La mort d'un coureur à moins d'un kilomètre de la ligne d'arrivée est venue assombrir le 21e marathon de Montréal, dimanche. Il s'agit du premier décès à survenir en plus de 10 ans sur le parcours.

Daphné Cameron LA PRESSE

La victime, qui était dans la trentaine, a souffert d'un arrêt cardiaque à l'angle des rues Viau et Sherbrooke. Les ambulanciers paramédicaux ont rapidement fait un massage cardiaque et des manoeuvres de défibrillation, en vain. Le décès de l'homme a été constaté à l'hôpital en milieu d'après-midi.

Pour l'instant, les autorités n'ont pas été en mesure d'expliquer ce qui a causé sa mort, ni de faire état de son état physique.

Robert Laflamme, participant à l'épreuve du 42,2 km et journaliste sportif à La Presse Canadienne, a été témoin des manoeuvres de réanimation alors qu'il terminait son parcours. À première vue, explique-t-il, le jeune homme semblait avoir un physique d'athlète.

«Ça m'a vraiment ébranlé, j'ai mis quelques heures à m'en remettre», a raconté le sportif de 46 ans qui en était à son 25e marathon. «Lorsque j'ai franchi la ligne d'arrivée et que j'ai retrouvé ma conjointe, j'ai éclaté en sanglots. Ça m'a fait beaucoup de peine, il était peut-être une minute en avant de moi.»

La dernière fois qu'une personne est décédée au marathon de Montréal remonte à avant les années 2000, a affirmé Julie Delorme, porte-parole du marathon. Il s'agissait d'un cycliste qui participait à l'ancien Festival de la santé.

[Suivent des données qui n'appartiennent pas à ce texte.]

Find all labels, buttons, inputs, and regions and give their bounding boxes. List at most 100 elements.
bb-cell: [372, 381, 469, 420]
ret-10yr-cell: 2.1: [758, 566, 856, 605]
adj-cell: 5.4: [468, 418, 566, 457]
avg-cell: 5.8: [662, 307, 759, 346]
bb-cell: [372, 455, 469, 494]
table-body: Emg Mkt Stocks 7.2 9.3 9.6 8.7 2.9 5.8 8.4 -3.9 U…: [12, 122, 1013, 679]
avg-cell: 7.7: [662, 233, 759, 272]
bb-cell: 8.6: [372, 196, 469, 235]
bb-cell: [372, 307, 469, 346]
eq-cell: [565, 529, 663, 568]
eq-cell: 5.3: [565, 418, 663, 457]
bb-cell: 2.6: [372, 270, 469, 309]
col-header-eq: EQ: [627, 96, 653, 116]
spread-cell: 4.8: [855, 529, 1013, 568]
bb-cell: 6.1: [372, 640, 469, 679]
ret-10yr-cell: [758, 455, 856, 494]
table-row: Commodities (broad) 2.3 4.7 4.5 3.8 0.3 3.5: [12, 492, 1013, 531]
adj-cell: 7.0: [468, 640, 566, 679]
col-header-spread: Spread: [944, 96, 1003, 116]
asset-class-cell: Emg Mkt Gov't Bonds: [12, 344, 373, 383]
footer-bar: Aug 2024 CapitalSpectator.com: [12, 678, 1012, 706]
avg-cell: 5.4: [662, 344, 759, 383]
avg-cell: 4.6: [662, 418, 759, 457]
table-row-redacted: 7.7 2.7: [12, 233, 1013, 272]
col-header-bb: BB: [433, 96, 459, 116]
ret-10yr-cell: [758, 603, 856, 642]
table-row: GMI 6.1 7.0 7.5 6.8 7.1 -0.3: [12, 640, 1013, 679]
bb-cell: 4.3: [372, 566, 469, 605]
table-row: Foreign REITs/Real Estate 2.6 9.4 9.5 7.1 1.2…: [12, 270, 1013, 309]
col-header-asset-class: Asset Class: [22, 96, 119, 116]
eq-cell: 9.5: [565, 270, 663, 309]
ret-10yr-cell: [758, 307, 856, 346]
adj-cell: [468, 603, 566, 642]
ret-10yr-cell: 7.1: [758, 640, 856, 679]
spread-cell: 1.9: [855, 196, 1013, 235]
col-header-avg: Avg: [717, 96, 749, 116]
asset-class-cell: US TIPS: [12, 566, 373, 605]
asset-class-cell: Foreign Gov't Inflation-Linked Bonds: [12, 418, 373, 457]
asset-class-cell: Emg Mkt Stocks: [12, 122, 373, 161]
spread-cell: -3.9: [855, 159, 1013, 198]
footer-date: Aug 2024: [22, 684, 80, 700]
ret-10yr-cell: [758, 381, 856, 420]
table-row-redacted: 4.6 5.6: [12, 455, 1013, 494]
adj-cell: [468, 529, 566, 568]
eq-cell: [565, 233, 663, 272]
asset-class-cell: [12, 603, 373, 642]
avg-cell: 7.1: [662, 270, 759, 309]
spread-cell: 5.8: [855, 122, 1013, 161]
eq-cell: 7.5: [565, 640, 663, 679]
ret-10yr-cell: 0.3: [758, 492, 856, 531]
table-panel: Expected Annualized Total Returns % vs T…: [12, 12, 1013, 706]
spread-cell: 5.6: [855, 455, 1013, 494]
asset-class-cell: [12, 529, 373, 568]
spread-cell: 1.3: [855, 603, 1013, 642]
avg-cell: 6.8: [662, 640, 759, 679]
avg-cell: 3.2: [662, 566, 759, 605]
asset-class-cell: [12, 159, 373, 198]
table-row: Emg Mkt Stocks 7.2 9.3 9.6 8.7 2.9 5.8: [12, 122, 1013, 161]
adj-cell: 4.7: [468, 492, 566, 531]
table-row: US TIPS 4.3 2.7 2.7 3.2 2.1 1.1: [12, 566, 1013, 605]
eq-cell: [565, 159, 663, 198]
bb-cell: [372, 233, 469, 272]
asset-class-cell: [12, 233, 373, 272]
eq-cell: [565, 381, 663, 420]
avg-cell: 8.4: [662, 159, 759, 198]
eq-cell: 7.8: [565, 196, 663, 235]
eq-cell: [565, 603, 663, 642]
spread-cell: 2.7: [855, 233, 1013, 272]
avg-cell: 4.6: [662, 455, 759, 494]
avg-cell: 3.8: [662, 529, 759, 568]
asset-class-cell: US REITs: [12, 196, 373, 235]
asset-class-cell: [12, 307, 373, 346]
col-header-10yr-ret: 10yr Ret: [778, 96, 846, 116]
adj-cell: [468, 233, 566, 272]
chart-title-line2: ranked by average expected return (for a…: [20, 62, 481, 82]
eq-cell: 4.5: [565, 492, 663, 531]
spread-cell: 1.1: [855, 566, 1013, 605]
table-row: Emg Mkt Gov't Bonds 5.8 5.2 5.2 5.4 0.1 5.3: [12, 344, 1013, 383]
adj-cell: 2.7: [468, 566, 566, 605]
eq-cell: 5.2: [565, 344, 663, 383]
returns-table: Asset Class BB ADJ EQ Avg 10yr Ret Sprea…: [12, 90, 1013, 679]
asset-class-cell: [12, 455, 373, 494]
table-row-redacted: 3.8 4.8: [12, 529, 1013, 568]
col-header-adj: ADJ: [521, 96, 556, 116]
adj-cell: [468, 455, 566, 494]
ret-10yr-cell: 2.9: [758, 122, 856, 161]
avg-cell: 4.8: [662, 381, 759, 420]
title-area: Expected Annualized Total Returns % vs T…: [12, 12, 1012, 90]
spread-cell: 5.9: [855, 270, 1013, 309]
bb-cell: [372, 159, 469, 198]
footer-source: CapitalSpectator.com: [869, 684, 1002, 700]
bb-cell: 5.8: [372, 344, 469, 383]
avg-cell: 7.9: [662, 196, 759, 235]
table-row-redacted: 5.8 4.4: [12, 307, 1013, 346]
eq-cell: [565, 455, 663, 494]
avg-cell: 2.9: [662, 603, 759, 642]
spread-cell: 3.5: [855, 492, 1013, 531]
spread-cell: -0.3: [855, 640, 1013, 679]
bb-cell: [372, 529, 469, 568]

Les secouristes d'Urgences-santé ont donné des soins à une quarantaine de personnes, en majorité en fin de parcours. Environ 25 personnes ont été transportées à l'hôpital. Elles souffraient principalement de difficultés respiratoires, de crampes, de pertes de conscience et de faiblesses.

«C'est considérable», a déclaré Guy Saint-Pierre, relationniste chez Urgences-santé. Selon ses explications, le facteur humidex élevé est à blâmer.

Le directeur général du marathon de Montréal, Bernard Arsenault, s'est désolé de la mort du jeune homme. Il a rappelé qu'il y avait déjà eu des années où il avait fait plus chaud et que personne n'était décédé.